Mao's Last Dancer - Li Cunxin [28]
I’m frightened. I want to go home to my niang. I start to sob. A soldier asks me why I am alone. I tell him I’m lost, and he kindly takes one of my bags and leads me to the exit. I am so grateful to him, and as I step out of the crowded train station I am relieved to see one of our teachers from the Dance Academy.
It is Chen Lueng, the tall teacher who auditioned us. A bus from the academy is waiting too—I’m the last person to climb on.
I hear one of the teachers tell the driver to close the door. I want to be helpful, so I start to pull the door closed, but the driver has pushed the control button and the door closes automatically in front of me. It takes me by total surprise. The old-fashioned buses at home don’t have doors like this. I stumble back and fall. Everyone laughs. I have made a fool of myself within the first few minutes of being in Beijing.
Throughout my childhood in Qingdao, I’d always lived with the harsh reality of not having enough food, seeing my parents struggle, witnessing people dying of starvation. I would have sacrificed my own life to help my family, but would that have made much difference?
Yet somewhere deep in my heart there is a buried seed of hope. That seed has always existed, and its power is strong. It makes me feel that one day everything will be all right.
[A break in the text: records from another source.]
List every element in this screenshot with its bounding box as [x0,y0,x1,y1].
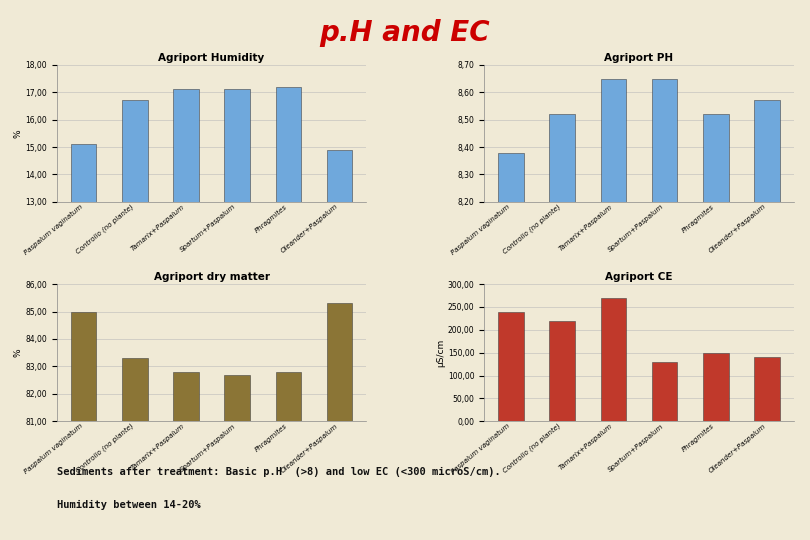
Bar [326,150,352,540]
Text: Humidity between 14-20%: Humidity between 14-20% [57,500,200,510]
Bar [224,90,250,540]
Bar [498,312,524,421]
Bar [652,78,677,540]
Bar [703,353,728,421]
Title: Agriport PH: Agriport PH [604,52,673,63]
Bar [549,114,575,540]
Bar [70,144,96,540]
Y-axis label: %: % [14,348,23,357]
Bar [275,87,301,540]
Y-axis label: μS/cm: μS/cm [436,339,445,367]
Text: Sediments after treatment: Basic p.H  (>8) and low EC (<300 microS/cm).: Sediments after treatment: Basic p.H (>8… [57,467,501,477]
Bar [754,100,780,540]
Bar [652,362,677,421]
Bar [224,375,250,540]
Bar [122,358,147,540]
Bar [754,357,780,421]
Bar [600,78,626,540]
Bar [173,372,198,540]
Bar [70,312,96,540]
Bar [498,152,524,540]
Title: Agriport dry matter: Agriport dry matter [154,272,270,282]
Y-axis label: %: % [14,129,23,138]
Bar [600,298,626,421]
Title: Agriport Humidity: Agriport Humidity [159,52,265,63]
Bar [326,303,352,540]
Bar [275,372,301,540]
Bar [549,321,575,421]
Bar [122,100,147,540]
Text: p.H and EC: p.H and EC [320,19,490,47]
Bar [703,114,728,540]
Bar [173,90,198,540]
Title: Agriport CE: Agriport CE [605,272,672,282]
Beijing is my chance. I was scared to leave my parents, yet I knew this would be my only chance of helping them. I am afraid of what is waiting for me, yet I know I have to take that first step forward. I can’t let my parents down. I can’t let my brothers down. I am carrying their dreams as well as my own. My niang said “never look back.”
I pick myself up off the floor of the bus and walk down the aisle toward my seat.
EIGHT
Feather in a Whirlwind
At first the thrill of being in Beijing near our beloved leader Chairman Mao completely overwhelmed me. Here I was, part of the Beijing Dance Academy, with Madame Mao our honorary artistic director. My family, the people in our village and commune, even the Shandong Province officials would all have enormous expectations of me: from this moment onward, I would have an “iron rice bowl”—a good job and enough food for life.
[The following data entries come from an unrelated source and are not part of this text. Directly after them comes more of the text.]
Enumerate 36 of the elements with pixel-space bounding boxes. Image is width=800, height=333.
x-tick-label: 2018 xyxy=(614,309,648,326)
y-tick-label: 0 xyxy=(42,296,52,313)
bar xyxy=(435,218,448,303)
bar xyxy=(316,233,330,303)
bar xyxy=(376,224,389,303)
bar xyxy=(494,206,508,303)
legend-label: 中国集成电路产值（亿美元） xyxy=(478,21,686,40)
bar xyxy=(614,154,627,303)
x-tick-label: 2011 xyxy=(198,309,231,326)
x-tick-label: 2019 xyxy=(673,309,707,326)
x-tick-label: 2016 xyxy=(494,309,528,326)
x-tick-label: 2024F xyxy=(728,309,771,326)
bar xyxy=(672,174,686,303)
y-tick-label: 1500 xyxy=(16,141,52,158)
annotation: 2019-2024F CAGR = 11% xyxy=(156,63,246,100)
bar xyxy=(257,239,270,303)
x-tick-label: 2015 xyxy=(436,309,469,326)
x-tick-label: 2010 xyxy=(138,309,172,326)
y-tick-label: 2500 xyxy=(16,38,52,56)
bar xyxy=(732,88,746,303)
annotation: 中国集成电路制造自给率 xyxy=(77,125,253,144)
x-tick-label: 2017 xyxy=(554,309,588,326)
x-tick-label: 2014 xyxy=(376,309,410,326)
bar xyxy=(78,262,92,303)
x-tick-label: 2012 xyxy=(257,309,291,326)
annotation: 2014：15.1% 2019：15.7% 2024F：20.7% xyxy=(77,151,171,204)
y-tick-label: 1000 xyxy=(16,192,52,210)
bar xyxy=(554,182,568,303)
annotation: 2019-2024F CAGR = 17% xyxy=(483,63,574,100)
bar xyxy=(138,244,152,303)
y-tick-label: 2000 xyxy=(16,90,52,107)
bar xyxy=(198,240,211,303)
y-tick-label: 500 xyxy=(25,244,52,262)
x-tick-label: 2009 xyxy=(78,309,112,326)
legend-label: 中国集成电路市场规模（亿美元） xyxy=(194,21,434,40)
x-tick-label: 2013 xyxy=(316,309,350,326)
On the way to our academy on the bus that day, we detoured to Zhongnanhai, where Chairman Mao, Madame Mao, and all the top government officials lived: a huge complex, close to the Forbidden City, with barbed wire and high, faded red-gold walls. Security guards stood beside huge red doors, their hands firmly grasping semi-automatic guns. Guards seemed to be everywhere, spread evenly along the walls. I simply couldn’t believe I was here! Here, where our godlike leader slept, worked, and made all his important political decisions.
I was stunned with the sheer scale of Beijing: enormous buildings, wide smooth streets, nothing like the muddy dirt roads we had in Laoshan County. And the men and women—their Mao-style jackets looked so smart! I could see very few patches on their clothes. And the number of cars, buses, jeeps, bicycles—how could there be so many bicycles in one city! Officers in army uniforms directed the flow of traffic, but nobody seemed to pay much attention to the traffic lights.
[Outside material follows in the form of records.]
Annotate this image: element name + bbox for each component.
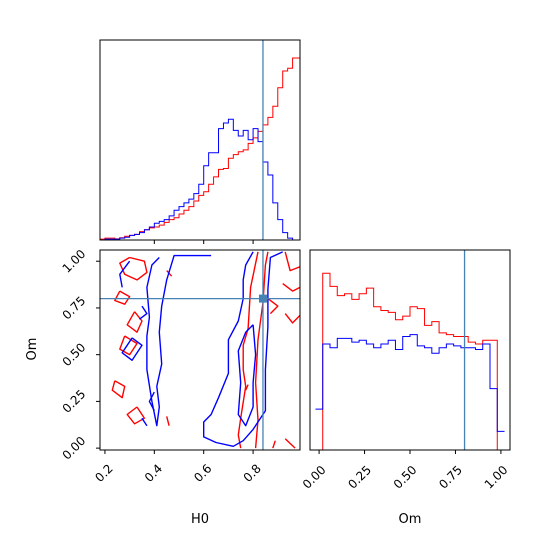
contour-series-1-path-0 <box>203 251 283 447</box>
contour-series-1-path-4 <box>121 337 143 361</box>
x-axis-label-om: Om <box>399 512 422 527</box>
contour-series-0-path-6 <box>166 416 170 426</box>
h0-histogram-frame <box>99 39 301 241</box>
contour-series-0-path-1 <box>114 290 131 305</box>
contour-series-0-path-5 <box>126 406 146 425</box>
x-axis-label-h0: H0 <box>191 512 209 527</box>
contour-series-0-path-8 <box>237 251 259 449</box>
contour-series-0-path-16 <box>245 384 249 391</box>
h0-histogram-series-1 <box>100 118 300 240</box>
contour-series-0-path-2 <box>126 311 143 333</box>
h0-histogram-panel <box>99 39 301 244</box>
contour-series-0-path-4 <box>111 380 126 399</box>
contour-series-1-path-7 <box>141 417 148 427</box>
contour-series-0-path-9 <box>254 251 269 449</box>
contour-series-0-path-13 <box>267 298 279 315</box>
contour-series-0-path-3 <box>119 335 138 356</box>
contour-truth-marker <box>258 294 267 303</box>
contour-series-1-path-5 <box>139 305 148 320</box>
contour-series-0-path-14 <box>284 438 296 449</box>
contour-series-1-path-1 <box>237 324 257 427</box>
om-histogram-series-0 <box>315 272 505 450</box>
contour-series-0-path-10 <box>284 251 300 272</box>
contour-series-0-path-12 <box>284 313 300 324</box>
om-histogram-series-1 <box>315 334 505 432</box>
contour-series-1-path-3 <box>119 260 131 288</box>
contour-series-1-path-6 <box>148 391 155 412</box>
contour-series-0-path-0 <box>119 256 148 281</box>
y-axis-label-om: Om <box>25 338 40 361</box>
contour-series-1-path-2 <box>146 254 212 427</box>
contour-series-0-path-11 <box>282 283 300 292</box>
contour-frame <box>99 249 301 451</box>
contour-series-0-path-15 <box>272 440 276 449</box>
As the bus pulled into Tiananmen Square, my heart leaped. I immediately noticed the Gate of Heavenly Peace on our left and the grand building of the People’s Congress on the right. I’d seen them in so many pictures. Tiananmen Square was our great symbol of communism. It was here, at the Gate of Heavenly Peace, that Chairman Mao declared the birth of the People’s Republic of China on October 1, 1949, a date that all the children of China had etched into their minds.